Hartley-Brewer has been referred to as "right-wing" by Nick Duffy writing for PinkNews. Duffy reported that Hartley-Brewer threatened to remove a guest from the radio studio where she works as a presenter (for Talkradio) on 30 November 2018 during a discussion on trans rights because the guest used the term "cis." Hartley-Brewer said on the radio show that it was a "very big risk" for women to be "kept in cells alongside people who are biologically men" and that "if you are physically intact as a man, you are not in a woman’s prison, end of. Nothing to discuss." Guest Steve Allen responded, "if you are in a woman’s prison, you should be safe from being physically attacked, by a cis or a trans woman. Everyone should be safe in prison." Hartley-Brewer responded by saying, "you're not allowed to come on my show and say a cis or a trans woman. A woman or a trans woman. I'm not a cis woman… we are women. We are biologically women. I'm not going to have that BBC claptrap on my show." When Allen offered to use the term "non-trans women" she said, "if you say that, I'm going to ask you to leave my studio. I'm absolutely serious. I'm not having it." A later article in 2021 for PinkNews by Lily Wakefield referred to Hartley-Brewer as having "openly voiced her anti-trans views" in reference to the article by Duffy.

The Royal College of General Practitioners invited her to speak in an "NHS Question Time" panel debate at its annual conference in 2019 but withdrew the invitation after over 700 GPs signed a petition complaining that her views were not conducive to the work they were doing to promote inclusivity within the profession and amongst patients.

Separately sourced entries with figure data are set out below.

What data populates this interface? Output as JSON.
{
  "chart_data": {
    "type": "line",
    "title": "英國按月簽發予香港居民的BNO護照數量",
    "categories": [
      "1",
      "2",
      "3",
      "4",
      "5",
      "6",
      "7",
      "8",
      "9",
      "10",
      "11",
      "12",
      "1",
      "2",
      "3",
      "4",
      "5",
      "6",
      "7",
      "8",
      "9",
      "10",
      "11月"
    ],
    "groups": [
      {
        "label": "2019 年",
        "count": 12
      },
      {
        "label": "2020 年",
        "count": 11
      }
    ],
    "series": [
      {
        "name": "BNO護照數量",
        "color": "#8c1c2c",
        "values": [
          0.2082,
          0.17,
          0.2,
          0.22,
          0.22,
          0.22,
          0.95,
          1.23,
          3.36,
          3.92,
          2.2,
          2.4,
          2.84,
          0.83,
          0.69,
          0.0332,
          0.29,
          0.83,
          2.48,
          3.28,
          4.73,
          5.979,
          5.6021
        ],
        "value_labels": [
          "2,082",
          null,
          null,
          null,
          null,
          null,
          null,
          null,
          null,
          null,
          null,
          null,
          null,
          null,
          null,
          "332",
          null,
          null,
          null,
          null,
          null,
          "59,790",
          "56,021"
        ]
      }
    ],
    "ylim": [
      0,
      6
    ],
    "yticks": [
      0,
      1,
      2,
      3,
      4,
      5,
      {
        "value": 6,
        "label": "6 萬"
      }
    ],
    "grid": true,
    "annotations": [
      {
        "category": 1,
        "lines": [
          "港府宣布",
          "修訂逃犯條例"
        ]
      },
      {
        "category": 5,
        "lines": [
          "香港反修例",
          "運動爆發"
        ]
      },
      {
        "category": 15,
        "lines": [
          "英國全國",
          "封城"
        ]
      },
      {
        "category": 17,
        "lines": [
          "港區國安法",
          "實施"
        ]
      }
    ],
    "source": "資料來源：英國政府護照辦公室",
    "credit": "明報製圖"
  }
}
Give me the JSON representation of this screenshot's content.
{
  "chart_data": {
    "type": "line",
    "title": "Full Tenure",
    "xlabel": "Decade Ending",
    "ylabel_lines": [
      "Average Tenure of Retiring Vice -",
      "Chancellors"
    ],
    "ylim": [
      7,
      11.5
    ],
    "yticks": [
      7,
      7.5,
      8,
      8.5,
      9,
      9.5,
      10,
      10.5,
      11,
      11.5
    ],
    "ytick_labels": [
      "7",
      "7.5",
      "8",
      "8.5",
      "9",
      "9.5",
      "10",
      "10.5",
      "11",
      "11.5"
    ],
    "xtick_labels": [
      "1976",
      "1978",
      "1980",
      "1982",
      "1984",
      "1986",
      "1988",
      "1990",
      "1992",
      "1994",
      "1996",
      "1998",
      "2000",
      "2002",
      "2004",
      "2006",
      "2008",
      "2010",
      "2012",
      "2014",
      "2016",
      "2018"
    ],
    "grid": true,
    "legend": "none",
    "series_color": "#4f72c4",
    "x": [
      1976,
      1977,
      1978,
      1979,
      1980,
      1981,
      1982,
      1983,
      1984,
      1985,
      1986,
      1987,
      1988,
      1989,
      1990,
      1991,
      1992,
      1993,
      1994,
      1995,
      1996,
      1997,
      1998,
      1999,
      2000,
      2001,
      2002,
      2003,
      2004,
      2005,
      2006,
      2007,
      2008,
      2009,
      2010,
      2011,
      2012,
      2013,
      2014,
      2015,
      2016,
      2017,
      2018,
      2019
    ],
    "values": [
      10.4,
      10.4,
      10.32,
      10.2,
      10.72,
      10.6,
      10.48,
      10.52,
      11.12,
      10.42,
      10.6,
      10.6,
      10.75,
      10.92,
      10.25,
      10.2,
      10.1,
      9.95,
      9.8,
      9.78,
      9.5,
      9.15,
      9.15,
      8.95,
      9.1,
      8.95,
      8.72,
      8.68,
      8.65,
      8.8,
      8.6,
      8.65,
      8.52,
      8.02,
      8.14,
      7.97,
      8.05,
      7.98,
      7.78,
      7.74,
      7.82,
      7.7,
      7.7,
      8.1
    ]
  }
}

One of such views involved a deleted tweet from 2016, in which Hartley-Brewer said "Powell wasn't a racist". On Enoch Powell, she said "I'm not defending Powell, I just don't see anything in the Rivers speech that he got wrong.".

In April 2021, received over 200 complaints accusing Hartley-Brewer of trivialising racism following a TV appearance in which Hartley-Brewer commented on a family portrait of Queen Elizabeth II and Prince Philip taken 2018, posing with seven of their great-grandchildren, saying ‘I wonder if Meghan [Markle] has managed to take offence to this photograph that doesn’t include her son. Well she probably thinks it’s a racist photograph, taken before her son was even conceived’ (Archie, the son of Meghan Markle and Prince Harry was born in 2019). She added. ‘I’m sure she’s managed to take offence at it anyway.’

Personal life

Hartley-Brewer is married with one daughter.